If hitting the treadmill and tackling dumbbells isn’t your idea of fun, take heart. These innovative fitness techniques prove your gym can now also be your dance floor.
The thought of hoisting yourself atop a pole, à la certain ladies of the street, may shock your parents, but exotic pole dance instructor Shilpa Rane insists it’s not scandalous.
Tutoring dancers between 18 to 53, she says the exercise boosts confidence, apart from body strength. “You begin to feel sexy, and comfortable with your body,” she says. Rane first teaches basic burlesque dance movements that help improve posture.
When you finally get to pole position, the workout exercises the upper body, core, arms, legs and butt. “It’s an hour long class, that will aid inch loss, but you must balance it out with cardio and a diet.”
Jumping around, shouting and stomping sounds like an average kiddie tantrum, but it’s also a ‘dancercise’ called African dance. “It’s an aerobic exercise where the heart rate goes up, you start sweating and burning calories. There’s lots of stomping and arm movements… It’s a little wild,” instructor Sonal Toprani says.
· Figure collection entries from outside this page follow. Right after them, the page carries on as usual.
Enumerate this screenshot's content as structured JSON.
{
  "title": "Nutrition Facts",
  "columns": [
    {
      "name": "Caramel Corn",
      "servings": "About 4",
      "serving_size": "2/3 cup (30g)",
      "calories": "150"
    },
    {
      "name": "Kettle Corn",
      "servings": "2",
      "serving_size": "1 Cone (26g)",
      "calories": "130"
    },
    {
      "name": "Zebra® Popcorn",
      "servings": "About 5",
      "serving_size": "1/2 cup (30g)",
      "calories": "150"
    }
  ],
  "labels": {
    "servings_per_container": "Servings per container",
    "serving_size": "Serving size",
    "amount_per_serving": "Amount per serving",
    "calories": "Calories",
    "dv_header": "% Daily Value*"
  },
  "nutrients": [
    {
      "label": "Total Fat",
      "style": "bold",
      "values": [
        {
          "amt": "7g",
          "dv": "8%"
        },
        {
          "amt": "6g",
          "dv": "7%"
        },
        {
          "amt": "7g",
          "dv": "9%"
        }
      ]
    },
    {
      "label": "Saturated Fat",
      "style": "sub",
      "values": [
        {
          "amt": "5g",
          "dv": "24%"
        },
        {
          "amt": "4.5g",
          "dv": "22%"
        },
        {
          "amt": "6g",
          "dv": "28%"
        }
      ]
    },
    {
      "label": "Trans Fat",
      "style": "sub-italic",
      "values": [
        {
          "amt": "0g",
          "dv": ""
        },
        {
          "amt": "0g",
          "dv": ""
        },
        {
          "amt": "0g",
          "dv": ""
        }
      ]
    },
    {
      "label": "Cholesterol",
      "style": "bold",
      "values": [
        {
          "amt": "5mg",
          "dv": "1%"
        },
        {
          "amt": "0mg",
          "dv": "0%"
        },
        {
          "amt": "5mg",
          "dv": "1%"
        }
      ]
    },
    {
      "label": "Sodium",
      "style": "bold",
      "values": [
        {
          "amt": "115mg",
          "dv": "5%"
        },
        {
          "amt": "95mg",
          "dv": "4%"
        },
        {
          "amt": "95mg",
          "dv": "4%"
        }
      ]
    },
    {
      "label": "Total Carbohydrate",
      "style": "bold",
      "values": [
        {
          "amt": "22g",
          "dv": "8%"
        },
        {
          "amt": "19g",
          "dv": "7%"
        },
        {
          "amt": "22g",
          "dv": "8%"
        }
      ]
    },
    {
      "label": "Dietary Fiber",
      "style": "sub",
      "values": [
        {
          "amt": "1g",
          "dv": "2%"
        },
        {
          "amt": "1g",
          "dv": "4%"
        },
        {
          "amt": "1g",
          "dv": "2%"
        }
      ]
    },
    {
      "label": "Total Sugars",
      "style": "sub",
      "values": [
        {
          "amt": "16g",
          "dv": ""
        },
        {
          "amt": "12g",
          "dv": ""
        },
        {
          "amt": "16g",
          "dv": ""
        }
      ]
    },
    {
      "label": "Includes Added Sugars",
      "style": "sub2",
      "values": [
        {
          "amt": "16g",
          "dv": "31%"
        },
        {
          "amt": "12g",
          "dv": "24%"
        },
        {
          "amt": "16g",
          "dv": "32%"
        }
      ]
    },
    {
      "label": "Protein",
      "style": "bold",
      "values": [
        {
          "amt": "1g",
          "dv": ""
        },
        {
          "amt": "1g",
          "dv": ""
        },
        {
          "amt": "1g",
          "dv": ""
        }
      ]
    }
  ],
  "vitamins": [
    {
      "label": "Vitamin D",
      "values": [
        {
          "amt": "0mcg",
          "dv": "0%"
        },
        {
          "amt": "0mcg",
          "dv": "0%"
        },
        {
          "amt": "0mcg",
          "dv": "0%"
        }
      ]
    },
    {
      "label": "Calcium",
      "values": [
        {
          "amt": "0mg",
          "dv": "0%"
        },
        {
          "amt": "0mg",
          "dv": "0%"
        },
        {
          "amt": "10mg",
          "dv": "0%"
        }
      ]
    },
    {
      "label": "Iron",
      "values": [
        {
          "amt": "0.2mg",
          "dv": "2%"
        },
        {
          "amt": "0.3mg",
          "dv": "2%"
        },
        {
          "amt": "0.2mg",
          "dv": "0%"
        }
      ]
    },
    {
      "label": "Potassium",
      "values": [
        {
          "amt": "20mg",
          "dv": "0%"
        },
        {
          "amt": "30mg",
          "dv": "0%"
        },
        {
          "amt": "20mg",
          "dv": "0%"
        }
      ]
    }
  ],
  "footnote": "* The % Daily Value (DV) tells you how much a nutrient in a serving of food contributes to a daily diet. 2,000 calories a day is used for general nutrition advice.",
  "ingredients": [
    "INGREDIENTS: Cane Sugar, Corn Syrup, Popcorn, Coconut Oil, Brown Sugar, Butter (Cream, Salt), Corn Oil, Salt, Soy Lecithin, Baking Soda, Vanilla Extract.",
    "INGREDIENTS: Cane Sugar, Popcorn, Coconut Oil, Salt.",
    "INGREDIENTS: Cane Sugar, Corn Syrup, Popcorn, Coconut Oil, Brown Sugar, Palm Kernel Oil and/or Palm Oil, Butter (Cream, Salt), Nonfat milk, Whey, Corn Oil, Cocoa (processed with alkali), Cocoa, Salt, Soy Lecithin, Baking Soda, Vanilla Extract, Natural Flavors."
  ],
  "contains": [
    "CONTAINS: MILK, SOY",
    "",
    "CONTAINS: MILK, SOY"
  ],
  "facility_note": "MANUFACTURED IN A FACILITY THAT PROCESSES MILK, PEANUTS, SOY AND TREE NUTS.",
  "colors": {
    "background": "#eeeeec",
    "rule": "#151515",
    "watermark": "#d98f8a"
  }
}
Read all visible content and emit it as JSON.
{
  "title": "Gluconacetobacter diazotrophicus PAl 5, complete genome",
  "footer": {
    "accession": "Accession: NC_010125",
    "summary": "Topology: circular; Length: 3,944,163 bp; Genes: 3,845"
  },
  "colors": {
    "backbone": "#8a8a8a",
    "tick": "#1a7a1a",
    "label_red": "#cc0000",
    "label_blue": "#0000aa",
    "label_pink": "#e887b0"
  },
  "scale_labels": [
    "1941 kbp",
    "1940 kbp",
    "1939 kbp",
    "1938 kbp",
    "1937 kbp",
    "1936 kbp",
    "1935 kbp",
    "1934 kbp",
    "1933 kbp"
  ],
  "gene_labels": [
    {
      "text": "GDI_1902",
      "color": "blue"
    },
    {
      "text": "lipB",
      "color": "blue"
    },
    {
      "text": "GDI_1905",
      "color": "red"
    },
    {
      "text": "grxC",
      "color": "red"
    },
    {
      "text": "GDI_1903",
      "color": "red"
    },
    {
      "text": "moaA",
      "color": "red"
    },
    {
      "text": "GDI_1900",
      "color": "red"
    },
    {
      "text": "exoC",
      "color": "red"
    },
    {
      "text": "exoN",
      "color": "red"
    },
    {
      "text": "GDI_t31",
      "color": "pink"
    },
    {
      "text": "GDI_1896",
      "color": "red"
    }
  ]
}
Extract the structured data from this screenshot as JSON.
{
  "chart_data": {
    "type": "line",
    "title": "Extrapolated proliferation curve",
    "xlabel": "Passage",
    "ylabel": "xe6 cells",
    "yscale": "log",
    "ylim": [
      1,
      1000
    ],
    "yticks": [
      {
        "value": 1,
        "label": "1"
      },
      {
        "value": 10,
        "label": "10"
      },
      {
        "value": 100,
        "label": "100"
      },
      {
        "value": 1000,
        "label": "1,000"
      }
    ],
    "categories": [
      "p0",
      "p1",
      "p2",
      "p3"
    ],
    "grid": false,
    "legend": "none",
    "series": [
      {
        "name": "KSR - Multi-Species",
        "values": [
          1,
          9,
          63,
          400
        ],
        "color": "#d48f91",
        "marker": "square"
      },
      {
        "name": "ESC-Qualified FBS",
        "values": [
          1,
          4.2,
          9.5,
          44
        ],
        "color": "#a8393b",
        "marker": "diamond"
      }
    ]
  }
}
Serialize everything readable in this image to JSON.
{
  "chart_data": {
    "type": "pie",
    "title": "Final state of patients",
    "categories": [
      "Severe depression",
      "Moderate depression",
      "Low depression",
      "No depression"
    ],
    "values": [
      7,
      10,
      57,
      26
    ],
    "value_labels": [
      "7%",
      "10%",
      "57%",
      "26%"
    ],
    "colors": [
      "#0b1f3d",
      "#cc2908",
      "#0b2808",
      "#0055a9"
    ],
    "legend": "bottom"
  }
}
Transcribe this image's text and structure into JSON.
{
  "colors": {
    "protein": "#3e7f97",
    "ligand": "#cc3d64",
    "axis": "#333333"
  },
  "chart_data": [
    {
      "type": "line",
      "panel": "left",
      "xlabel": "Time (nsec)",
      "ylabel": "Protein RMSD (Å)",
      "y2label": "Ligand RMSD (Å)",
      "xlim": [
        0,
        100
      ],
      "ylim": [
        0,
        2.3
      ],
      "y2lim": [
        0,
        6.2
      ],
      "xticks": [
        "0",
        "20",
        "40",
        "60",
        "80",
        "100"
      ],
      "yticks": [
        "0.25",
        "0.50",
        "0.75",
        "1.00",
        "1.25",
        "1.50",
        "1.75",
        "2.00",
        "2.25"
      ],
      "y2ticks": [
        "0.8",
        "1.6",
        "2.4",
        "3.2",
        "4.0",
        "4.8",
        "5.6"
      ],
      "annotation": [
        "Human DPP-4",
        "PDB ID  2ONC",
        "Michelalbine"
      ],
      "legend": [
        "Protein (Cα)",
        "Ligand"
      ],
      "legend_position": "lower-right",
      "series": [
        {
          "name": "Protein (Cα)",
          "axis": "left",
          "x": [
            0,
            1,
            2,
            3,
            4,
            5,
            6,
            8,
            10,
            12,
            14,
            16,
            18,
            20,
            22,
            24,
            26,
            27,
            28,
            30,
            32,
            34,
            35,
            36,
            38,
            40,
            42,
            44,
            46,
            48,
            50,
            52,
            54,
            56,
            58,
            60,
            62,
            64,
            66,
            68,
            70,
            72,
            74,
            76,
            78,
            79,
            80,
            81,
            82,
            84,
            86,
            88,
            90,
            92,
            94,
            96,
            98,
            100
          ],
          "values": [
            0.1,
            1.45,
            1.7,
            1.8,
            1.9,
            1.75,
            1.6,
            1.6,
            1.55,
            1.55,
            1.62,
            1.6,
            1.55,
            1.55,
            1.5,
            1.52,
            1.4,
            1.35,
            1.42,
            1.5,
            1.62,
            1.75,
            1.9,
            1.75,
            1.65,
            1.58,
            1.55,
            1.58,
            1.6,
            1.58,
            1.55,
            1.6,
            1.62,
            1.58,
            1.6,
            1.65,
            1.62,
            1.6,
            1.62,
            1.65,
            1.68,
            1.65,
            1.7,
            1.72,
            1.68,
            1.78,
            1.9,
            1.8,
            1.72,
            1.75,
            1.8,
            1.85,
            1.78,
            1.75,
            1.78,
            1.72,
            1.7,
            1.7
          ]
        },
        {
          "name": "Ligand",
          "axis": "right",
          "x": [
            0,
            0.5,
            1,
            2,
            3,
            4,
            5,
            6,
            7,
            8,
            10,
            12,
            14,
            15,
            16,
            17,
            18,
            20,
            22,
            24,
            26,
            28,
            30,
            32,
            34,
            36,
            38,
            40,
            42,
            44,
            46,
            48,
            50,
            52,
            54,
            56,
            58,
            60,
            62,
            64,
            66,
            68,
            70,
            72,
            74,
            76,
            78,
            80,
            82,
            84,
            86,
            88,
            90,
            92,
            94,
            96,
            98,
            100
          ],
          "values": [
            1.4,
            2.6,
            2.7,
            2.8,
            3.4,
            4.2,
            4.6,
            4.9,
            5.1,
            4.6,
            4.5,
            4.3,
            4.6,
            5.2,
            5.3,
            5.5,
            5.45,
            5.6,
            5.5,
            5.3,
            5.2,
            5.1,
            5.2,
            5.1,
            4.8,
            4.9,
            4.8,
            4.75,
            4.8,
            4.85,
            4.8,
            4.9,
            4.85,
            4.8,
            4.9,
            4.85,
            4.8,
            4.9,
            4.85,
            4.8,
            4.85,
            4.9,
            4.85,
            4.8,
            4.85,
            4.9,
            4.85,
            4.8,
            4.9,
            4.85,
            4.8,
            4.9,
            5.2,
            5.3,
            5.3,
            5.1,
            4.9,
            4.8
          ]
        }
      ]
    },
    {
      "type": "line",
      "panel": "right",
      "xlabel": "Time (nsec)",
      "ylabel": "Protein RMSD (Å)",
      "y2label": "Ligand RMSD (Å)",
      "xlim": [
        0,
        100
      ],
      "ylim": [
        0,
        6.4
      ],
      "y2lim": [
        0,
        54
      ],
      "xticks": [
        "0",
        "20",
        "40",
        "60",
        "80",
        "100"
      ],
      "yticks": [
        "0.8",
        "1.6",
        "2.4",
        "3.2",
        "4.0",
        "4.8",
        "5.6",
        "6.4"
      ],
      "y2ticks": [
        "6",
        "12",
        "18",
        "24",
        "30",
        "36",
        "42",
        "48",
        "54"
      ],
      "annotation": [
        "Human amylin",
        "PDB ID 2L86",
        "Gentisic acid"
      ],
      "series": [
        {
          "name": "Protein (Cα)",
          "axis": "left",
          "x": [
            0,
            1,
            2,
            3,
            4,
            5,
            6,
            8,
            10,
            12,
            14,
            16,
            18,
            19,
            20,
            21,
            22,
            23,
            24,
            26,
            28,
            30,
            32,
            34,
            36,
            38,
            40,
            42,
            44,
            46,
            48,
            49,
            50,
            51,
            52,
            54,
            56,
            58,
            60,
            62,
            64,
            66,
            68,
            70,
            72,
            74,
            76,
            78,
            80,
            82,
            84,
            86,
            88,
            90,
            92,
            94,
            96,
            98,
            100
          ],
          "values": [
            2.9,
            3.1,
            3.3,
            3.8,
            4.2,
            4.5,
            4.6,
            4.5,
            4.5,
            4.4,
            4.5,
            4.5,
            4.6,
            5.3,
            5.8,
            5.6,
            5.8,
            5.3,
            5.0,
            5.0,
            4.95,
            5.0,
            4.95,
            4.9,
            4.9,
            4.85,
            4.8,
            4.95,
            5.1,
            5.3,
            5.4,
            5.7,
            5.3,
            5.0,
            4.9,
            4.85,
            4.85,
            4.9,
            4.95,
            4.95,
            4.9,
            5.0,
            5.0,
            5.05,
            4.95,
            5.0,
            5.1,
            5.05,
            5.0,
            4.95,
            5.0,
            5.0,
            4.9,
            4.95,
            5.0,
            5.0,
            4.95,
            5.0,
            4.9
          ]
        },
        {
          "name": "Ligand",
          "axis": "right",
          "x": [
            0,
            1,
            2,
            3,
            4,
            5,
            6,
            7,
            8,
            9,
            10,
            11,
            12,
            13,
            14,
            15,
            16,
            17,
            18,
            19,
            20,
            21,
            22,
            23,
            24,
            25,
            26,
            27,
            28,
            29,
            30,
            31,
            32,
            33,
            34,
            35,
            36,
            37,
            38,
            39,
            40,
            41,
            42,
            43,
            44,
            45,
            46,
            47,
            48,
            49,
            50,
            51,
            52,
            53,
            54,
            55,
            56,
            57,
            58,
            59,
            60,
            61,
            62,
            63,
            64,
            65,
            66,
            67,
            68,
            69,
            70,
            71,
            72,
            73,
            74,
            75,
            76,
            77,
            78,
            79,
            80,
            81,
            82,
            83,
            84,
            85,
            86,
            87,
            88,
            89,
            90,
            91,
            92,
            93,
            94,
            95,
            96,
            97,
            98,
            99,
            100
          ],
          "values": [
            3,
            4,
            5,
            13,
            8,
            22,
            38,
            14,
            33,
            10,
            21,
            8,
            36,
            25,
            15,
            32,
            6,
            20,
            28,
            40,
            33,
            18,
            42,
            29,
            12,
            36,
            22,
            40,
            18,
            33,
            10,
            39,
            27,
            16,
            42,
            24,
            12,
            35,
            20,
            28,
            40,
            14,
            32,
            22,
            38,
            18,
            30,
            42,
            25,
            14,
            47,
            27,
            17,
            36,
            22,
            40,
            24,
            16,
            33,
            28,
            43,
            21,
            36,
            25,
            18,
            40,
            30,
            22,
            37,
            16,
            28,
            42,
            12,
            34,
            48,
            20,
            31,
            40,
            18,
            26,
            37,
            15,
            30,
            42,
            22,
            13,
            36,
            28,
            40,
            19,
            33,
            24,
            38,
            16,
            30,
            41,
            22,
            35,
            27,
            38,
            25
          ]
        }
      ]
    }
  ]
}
Toprani adds that after a while, even the more reserved students get into the act, “You don’t have to worry about being a great dancer. It’s about having fun. After watching people shouting and yelling, even the shy students loosen up.”
While the hour-long class promises to burn about 450-600 calories, it’s not held regularly.
Also, since the workout is hard on the knees, they also have low impact options for those with knee problems. Latin flavours Zumba, the Latin American exercise form, mixes fitness techniques with peppy music and traditional dance forms.
“The company Zumba Fitness from the US travel to various countries to set it up, and I brought them down to India last October,” says Kirti Nagpal, who now conducts Zumba classes for beginners in the city. Every song is different and has been composed especially for Zumba.
The hyper-energetic hour long session is a high-impact workout focusing on cardio and toning, and even has a lighter regimen for kids. “But people with major back problems or weak knees should avoid it,” Nagpal says.
Not so tough
Capoeira, the Brazilian martial arts form might look daunting, but fitness enthusiast Salonee Gadgil has stripped it down to help amateurs too.
“I’ve been training at the Group Centre for Capoeira India, and wanted people to experience Capoeira without the martial arts intensity,” she says, adding, “As a workout, it can be as intense as you want it to be,” she says, adding, “It’s also a complete fitness regimen because it makes you sweat and also trains muscles without using supplementary weights. Some instructors even do it till the age of 85.”